Capex and rig count have both come down hard says BOA Merrill LynchNews // October 22, 2015
Global oil and gas capex has come down hard, says Bank of America Merrill Lynch in the latest issue of its Global Energy Weekly.
"Spot and forward Brent prices have come down hard in recent quarters, turning the oil industry upside down. Companies are in the process of adapting their activity to this new normal, not only for existing assets by reducing their operating costs but also for future output by trimming capex," said BOA Merrill Lynch.
"Drilling and completion spending, a major component of overall capex in the upstream industry, has dropped 28 per cent year-on-year since its 2014 peak, and we expect another 5 per cent annual decline next year.
"On a country-by-country basis, the US and Canada have tightened their belts most and account for 75 per cent of the 2015 drop. When looking at drilling and completion spending outside North America, we find an average drop of just 13 per cent in 2015, but see an additional cut of 8 per cent in 2016.

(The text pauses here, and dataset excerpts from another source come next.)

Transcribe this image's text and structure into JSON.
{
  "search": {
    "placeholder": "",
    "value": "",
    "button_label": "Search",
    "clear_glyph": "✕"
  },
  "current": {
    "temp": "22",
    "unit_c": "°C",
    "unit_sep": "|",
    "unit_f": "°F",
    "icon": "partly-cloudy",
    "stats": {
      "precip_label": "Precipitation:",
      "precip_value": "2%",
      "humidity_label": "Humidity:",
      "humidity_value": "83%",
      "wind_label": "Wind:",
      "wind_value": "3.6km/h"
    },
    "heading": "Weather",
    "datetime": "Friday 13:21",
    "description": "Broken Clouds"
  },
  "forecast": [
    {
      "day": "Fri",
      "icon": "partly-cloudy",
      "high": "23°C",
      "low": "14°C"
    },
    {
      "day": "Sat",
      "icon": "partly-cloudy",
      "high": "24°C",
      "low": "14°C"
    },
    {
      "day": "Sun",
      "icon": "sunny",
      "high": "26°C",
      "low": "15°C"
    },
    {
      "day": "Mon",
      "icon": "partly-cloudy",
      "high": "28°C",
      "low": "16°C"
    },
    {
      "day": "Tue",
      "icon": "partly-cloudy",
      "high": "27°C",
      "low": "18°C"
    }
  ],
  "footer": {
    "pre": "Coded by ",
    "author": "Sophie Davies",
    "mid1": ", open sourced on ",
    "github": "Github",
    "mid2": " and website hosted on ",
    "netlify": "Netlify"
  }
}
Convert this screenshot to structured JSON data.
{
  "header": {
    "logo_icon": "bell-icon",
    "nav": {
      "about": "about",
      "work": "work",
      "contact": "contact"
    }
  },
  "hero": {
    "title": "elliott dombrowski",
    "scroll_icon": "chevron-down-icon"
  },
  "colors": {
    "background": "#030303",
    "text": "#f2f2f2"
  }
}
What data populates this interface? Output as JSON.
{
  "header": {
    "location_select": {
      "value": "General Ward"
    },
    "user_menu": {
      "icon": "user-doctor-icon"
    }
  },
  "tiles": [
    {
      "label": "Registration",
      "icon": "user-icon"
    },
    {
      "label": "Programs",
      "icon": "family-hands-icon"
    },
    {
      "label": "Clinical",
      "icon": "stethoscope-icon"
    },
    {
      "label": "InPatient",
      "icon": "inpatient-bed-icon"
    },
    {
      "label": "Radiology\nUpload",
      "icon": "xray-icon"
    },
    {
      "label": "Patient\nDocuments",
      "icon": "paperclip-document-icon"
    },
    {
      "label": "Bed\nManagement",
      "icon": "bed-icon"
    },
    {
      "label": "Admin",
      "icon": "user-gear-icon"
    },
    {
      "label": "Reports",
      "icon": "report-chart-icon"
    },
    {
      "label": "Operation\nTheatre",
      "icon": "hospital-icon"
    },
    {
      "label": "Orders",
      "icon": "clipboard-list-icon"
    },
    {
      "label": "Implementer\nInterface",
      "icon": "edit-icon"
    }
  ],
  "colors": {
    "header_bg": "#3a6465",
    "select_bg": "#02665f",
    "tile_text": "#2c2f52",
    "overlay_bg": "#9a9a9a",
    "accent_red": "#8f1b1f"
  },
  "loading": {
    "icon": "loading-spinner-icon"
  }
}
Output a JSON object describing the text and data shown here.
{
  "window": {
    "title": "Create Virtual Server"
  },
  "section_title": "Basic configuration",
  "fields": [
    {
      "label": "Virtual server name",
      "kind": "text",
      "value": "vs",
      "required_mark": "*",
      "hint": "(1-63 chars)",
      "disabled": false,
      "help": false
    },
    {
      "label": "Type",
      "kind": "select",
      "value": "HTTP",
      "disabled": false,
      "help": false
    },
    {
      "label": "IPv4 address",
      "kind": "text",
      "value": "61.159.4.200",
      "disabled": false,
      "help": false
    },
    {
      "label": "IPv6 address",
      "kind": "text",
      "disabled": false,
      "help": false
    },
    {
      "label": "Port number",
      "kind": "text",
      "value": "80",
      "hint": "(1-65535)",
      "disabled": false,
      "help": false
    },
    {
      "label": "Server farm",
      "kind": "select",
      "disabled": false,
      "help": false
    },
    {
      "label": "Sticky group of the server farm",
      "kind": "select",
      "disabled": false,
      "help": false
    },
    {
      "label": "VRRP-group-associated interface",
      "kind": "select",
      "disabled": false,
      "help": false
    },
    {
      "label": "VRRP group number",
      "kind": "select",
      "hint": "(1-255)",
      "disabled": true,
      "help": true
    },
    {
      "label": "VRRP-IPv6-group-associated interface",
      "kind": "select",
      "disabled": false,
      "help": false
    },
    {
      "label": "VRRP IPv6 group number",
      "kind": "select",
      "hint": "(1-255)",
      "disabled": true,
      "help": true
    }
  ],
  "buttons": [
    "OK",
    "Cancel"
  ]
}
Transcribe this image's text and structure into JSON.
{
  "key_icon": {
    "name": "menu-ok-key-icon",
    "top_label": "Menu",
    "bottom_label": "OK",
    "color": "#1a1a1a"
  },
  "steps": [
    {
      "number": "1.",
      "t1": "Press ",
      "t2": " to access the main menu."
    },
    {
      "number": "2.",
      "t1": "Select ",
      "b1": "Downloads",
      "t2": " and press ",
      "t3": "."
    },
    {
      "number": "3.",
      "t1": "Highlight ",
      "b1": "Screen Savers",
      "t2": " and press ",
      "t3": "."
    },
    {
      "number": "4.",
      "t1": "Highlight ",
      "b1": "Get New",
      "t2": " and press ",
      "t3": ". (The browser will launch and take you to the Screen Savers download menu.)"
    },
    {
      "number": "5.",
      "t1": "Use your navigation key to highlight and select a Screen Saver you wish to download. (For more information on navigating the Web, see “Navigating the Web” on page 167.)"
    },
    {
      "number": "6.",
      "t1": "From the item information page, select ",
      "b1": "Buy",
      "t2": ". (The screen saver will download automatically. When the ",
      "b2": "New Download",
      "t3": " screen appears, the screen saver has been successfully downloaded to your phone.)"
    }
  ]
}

"Similarly, the drop in the rig count has been most pronounced in North America, with drilling activity falling by 62 per cent from its peak in the past year. Outside North America, where supply is less price elastic, we find a peak-to-through drop of 18 per cent in the past year. For now, we estimate that oil field decline rates in non-OPEC have accelerated from 4.2 pe cent last year to 4.8 per cent this year and are now in line with the levels observed in 2008.
"Credit quality in the energy space is also deteriorating at a fast rate, leading to sharp cuts in midstream investment and oil services spending."
BOA Merrill Lynhc also noted that shale production costs in the US have fallen by about 11 per cent from 2014 to the second quarter of 2015, offsetting some of the capex reduction, and shale producers are still delivering some efficiency improvements.